5. Old Nasty
In summer, we sometimes call Old Nasty, “Old Wimpy,” because it’s really not much more than a Class II wave train. But at high spring levels, the final rapid of the trip has one of the most three-dimensional rides of the day. Stay clear of the monstrous pour-over/hole on the river right. Drive gently into the towering haystacks left of center. And don’t miss the take out on the right immediately after the tail waves! Pro-tip: If Jump Rock isn’t much more than Step-Into-The Water Rock, you can be sure Old Nasty will not be wimpy.
The second wave in Surprise Rapid tends to be more exciting at medium-high summer levels, but if we’re on the low end of spring water, it can really be a…surprise how big it is. Tee up on it like a great white shark on a slow seal dinner, and don’t stop paddling just because you got drenched—that’s a sure fire way to swim. But if you don’t quite make it, don’t worry! There’s a 1/4 mile of flat water below; plenty of time to get ready for the next rapid.
3. Upper Railroad
One of the longer rapids of the day also has one of the single biggest walls of water—and that’s right where you’re headed. Thread the needle between the breaking wave on the left and the recirculating hole, Maytag, on the right to ride a squiggly tongue through the melee. Or if you’re paddling strong, your guide might go super big a little father left. Do not relax after that first hit, though, because you still have 9/10 of the rapid remaining. Avoid two holes known as Chicago and Detroit to gain the roller-coastery tail waves under the railroad bridge. Wheeeee!
2. Pretty much all of Middle Keeney.
This is the dragon that must be slain to win glory on the day. Survive the turbulent haystacks of Upper Keeney and drive hard into the mailstrom of Middle Keeney. Square up on waves that seem like they’re coming from all directions, because you definitely don’t want to take a long leisurely swim here.
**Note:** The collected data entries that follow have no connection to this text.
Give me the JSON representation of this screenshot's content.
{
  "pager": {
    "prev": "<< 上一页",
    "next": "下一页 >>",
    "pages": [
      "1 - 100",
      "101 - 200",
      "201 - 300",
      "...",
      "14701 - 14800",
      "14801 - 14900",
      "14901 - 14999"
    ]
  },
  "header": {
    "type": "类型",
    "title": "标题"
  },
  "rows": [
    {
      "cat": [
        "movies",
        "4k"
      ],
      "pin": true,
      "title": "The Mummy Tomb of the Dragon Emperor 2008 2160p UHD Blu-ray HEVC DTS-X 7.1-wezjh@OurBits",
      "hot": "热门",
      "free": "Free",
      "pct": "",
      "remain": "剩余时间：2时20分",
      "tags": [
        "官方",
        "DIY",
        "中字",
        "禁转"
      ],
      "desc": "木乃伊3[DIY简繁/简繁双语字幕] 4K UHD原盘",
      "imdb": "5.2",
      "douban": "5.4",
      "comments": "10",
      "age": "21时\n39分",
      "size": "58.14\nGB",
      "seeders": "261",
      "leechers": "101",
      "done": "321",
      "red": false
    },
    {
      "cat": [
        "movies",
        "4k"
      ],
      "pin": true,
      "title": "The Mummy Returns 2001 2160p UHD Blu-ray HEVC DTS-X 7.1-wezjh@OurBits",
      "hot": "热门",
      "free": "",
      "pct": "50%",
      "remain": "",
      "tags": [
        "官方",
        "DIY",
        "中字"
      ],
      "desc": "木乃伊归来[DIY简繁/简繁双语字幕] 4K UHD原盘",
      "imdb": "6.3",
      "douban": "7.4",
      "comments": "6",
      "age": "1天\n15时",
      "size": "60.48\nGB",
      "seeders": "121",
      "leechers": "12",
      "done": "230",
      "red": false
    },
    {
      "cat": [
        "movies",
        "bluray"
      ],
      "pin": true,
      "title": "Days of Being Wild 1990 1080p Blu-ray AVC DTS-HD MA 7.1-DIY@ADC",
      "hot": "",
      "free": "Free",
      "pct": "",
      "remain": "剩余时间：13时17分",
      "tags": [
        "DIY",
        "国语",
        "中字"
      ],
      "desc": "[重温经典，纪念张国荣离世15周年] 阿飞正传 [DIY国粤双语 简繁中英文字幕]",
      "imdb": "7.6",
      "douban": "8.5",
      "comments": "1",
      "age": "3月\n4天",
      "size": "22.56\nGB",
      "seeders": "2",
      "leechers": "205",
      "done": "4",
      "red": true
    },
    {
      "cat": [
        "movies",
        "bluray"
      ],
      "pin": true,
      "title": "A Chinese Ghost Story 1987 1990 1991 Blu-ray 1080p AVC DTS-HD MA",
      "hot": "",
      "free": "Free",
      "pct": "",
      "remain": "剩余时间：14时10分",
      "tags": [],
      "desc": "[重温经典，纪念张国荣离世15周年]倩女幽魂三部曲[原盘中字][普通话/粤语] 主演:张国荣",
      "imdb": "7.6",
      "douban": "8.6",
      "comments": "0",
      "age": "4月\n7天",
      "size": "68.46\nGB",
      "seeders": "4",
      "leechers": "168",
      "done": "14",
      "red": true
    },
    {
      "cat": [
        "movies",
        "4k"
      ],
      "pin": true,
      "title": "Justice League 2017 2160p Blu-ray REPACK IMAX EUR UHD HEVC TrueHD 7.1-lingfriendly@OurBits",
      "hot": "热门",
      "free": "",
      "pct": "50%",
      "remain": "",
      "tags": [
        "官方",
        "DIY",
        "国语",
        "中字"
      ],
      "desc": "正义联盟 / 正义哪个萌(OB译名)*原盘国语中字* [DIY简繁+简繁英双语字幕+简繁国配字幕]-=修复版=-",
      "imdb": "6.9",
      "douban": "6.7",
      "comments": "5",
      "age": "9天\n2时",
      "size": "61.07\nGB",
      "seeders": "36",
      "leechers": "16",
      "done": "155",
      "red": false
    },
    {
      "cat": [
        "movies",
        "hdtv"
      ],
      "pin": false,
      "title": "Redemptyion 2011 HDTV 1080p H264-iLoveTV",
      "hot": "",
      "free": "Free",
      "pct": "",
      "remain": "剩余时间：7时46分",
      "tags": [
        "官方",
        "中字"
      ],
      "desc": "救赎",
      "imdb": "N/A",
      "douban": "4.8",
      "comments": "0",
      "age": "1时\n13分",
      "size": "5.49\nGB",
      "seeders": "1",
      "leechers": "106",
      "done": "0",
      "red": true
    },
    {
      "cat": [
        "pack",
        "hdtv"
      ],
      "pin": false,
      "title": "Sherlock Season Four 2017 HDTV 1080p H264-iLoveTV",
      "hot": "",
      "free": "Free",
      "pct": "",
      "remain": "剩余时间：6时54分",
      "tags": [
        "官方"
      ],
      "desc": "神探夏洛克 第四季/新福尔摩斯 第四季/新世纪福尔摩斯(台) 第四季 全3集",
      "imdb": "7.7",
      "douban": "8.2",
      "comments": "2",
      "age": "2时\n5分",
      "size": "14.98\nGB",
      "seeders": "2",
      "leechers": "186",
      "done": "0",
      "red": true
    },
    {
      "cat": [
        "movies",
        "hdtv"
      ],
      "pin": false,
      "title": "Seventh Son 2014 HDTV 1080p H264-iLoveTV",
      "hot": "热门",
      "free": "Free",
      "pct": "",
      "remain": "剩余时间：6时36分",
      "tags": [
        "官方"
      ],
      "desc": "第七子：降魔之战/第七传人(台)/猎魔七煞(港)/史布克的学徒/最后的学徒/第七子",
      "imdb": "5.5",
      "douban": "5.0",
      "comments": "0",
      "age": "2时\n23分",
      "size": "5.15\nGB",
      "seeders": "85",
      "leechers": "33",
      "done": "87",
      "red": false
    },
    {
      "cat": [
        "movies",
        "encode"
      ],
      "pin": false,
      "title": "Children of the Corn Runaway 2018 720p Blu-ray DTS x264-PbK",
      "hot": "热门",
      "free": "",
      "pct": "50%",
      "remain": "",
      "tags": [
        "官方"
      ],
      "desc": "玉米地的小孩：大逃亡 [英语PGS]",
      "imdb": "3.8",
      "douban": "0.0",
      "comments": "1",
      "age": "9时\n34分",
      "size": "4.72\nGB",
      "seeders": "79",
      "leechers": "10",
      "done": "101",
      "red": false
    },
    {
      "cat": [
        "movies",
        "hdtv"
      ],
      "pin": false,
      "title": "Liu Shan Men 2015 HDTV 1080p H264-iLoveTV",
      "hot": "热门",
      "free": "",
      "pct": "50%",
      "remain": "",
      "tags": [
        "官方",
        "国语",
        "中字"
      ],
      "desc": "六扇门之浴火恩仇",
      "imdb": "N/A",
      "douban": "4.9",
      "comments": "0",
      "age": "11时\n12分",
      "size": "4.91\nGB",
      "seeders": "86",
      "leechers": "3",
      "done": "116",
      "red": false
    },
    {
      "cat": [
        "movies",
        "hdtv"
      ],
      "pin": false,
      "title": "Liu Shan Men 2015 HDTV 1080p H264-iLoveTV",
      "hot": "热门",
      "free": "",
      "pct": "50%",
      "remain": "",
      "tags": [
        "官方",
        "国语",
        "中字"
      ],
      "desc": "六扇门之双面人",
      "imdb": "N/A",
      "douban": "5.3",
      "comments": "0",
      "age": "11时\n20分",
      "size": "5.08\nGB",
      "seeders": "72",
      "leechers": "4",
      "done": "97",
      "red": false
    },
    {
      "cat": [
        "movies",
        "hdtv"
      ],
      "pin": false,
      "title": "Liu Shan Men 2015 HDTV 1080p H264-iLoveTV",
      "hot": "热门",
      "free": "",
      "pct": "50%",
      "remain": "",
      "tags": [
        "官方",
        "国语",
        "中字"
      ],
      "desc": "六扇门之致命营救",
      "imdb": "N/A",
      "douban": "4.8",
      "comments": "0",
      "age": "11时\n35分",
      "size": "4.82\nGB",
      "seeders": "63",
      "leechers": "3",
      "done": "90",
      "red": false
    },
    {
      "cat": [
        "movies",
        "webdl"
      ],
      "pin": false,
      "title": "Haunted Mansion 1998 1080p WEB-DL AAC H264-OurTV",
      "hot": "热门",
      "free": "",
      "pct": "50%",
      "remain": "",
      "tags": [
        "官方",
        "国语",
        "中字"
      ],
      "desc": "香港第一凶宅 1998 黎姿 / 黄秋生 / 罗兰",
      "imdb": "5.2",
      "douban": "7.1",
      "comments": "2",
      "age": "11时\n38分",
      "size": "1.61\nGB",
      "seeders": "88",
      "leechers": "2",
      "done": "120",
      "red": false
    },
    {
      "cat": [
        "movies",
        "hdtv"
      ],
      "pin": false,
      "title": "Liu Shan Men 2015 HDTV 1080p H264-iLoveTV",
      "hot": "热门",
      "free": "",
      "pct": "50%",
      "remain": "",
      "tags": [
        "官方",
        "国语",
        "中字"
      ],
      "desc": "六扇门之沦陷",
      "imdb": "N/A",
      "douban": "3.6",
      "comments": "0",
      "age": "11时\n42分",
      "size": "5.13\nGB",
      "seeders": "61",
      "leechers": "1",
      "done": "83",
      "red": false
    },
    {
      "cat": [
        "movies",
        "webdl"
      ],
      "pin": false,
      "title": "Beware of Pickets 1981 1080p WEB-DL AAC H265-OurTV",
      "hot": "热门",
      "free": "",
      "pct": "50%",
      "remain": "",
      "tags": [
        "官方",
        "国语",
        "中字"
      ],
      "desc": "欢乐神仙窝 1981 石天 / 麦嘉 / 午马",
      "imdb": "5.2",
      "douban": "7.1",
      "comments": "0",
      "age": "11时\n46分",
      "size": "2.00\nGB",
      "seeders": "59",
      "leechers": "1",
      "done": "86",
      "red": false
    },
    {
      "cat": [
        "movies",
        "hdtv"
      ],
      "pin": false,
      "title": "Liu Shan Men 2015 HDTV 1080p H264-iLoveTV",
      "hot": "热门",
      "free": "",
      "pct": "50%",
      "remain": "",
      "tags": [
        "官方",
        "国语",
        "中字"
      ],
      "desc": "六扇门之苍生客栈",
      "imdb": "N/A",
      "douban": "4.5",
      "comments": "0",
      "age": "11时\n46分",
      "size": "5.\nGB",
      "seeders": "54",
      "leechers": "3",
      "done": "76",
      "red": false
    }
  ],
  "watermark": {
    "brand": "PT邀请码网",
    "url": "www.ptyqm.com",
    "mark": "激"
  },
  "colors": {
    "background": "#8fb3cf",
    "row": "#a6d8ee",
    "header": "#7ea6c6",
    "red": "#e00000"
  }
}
At most levels, you’ll have a brief moment or two to collect your thoughts before Lower Keeney. Near the top of the scale, however, all three rapids blend into one. (At 12 feet on the Fayette Station gauge, make sure you look left into Whale Hole. You’ll never forget what you see there.)
1. Million Dollar Wave
If every other rapid on the spring Lower New were a Class I ripple, Million Dollar Wave would still make the whole journey worth it. It’s a massive pile of whitewater with a nearly-vertical slide down the back into a trough that may as well be the Marianas Trench when you’re at the edge about to plummet in. It’s also set right under the 876′ tall New River Gorge Bridge, so describing the whole scene as dramatic doesn’t seem to do it justice. Our guides use words like “epic” and “euphoric” and “hard to believe it’s actually runnable.”